There is an underlying scientific argument that a live attenuated virus vaccine may exert a broader protective effect. Analysis of quarantine volunteers, to compare attack rates and clinical disease rates, in persons with high levels of T-cell reactivity to M and NP peptides, have shown that they have lower virology attack rates, and reduced clinical titers, when infected with influenza.

But to return to the pivotal animal data, which we noted above,[15,16] it is possible that mice recognize an epitope in influenza which is obscured to the human immune response. Alternatively, it is possible that, given the high attack rates of influenza among adults, many have acquired an immunity which protects them against a new pandemic strain. Without this acquired level of protection, a newly emerging virus might prove very much more fatal.

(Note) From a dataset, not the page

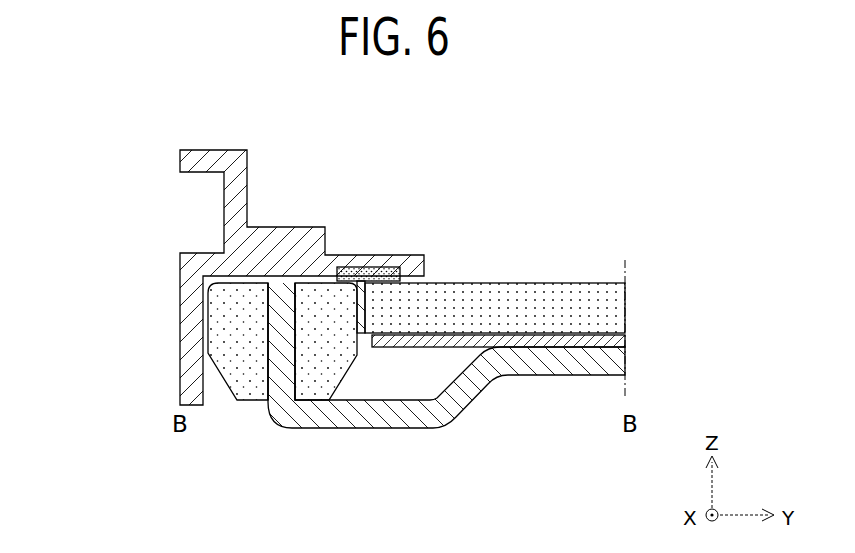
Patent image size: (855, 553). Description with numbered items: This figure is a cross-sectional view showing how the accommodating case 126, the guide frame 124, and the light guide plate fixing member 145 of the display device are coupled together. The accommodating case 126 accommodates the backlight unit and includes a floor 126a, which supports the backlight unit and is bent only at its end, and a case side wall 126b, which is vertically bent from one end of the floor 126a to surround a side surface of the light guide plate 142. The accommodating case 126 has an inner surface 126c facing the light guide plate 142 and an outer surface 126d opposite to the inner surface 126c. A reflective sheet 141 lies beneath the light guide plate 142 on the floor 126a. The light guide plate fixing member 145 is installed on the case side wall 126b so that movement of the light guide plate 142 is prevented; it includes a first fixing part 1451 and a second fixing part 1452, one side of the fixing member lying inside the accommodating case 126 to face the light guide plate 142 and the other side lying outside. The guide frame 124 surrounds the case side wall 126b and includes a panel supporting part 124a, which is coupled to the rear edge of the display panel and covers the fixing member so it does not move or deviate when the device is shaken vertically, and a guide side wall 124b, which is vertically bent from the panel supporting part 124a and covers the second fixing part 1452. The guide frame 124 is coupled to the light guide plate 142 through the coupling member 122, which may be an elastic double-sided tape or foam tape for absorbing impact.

We have attempted to re-analyze the data laid down by our predecessors – men and women who called themselves pathologists, rather than scientists, immunologists, or bacteriologists. The level of their dedication is not to be gainsaid. Dr A. Graeme Gibson died of influenza whilst working on a filter-passing virus in an army laboratory in 1918. Equally, Dr Alexander Fleming toiled as an army pathologist, throughout the Great War, long before he discovered penicillin. They, and their colleagues, worked within earshot of the guns; and in the spring of 1918, many were forced to flee under fire. Nonetheless, the research work proceeded, and a sense of duty passed on. The team at St Bartholomew’s Hospital in London, who, at long last, identified the influenza virus, had been schooled and trained by workers such as these.